Santiago Travel Guide
About Santiago
Chile as a whole is a spirited, effervescent destination, so it stands to reason that Santiago, its proud capital, is no different. A distinctly South American web of colonial architecture, Latino passions and 24-hour streetlife, it’s the financial, political and cultural hub of the country.
The city is a product of its setting: sprawled across the fertile Santiago valley, 100km (62 miles) from the Pacific coast, it’s dominated by the vast belt of the Andes to the east and a smaller coastal mountain range to the west. After independence from Spain in 1818, Europeans sailed in their thousands to start a new life around the valley. Its proximity to the ocean is still felt, most readily in the city’s love of seafood - don’t miss the clatter and thrum of the Mercado Central fish market.
Santiago is also somewhere full of contrast. Fine art galleries compete with cutting edge contemporary spaces.
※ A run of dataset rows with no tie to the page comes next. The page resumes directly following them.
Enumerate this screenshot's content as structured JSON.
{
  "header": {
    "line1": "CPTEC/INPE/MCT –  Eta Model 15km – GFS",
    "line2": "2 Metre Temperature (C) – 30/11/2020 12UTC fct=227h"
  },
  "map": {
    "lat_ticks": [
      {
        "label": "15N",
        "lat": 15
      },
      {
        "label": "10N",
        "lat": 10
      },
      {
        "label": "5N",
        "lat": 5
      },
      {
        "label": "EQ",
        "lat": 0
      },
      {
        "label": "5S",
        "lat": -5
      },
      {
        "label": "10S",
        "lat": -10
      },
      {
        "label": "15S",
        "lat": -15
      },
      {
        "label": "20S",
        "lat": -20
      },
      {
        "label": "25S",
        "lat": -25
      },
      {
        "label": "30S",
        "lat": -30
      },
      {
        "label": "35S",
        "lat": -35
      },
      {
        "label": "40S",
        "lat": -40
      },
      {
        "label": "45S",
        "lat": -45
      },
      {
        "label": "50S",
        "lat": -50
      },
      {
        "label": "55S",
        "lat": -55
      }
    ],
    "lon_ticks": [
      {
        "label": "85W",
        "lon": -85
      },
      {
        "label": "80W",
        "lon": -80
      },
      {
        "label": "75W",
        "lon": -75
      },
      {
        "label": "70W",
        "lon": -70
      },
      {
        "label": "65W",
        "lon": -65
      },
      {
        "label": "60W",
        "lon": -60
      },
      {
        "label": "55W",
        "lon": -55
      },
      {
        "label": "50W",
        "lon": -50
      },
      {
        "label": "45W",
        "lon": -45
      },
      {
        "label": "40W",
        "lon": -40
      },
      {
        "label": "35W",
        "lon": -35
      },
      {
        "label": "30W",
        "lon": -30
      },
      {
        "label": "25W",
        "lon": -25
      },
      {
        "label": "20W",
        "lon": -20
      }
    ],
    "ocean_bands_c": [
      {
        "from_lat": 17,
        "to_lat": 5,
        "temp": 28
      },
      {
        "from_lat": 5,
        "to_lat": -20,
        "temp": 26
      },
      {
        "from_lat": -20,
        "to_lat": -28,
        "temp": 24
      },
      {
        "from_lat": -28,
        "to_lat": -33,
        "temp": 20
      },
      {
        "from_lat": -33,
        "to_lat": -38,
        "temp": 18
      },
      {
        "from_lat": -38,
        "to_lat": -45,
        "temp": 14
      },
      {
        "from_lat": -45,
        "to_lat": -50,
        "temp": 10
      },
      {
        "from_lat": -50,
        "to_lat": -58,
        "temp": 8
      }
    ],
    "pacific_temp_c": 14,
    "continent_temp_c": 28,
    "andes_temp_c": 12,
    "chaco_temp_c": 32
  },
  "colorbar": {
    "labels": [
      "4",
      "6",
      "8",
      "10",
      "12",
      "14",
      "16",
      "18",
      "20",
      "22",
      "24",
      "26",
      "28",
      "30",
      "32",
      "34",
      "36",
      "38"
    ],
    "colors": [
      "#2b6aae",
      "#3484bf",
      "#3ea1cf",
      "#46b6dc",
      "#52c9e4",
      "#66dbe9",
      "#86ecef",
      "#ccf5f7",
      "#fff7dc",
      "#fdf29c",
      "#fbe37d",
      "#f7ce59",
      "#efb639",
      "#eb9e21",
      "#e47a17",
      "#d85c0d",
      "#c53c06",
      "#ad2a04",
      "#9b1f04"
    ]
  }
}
The shimmering towers of the financial district (known as “Sanhattan”) contrast with the edgy street art downtown. The pavement bars of the Bellavista district have a wholly different vibe to the upscale restaurants of high-income Vitacura. And elsewhere, the 18th-century cathedral is reflected in a glass-fronted tower block.
However, for all its different influences, the city has not lost sight of its indigenous heritage. It may be a crude example, but the biggest football team in the city, Colo Colo (arch-rivals Universidad de Chile might quibble with that description) has an indigenous Mapuche cacique on the logo. And Chileans of all backgrounds admire and identify with the Mapuche as a symbol of the country’s strength and independence, whether in the face of violent regimes or natural disasters.
The dark days of the Pinochet era are remembered by monuments and museums such as Villa Grimaldi Peace Park and the remarkable Museum of Memory and Human Rights. The latter deals with world atrocities, but has a major section on the bloody coup that saw Salvador Allende – still a hero to many – ousted from power in 1973.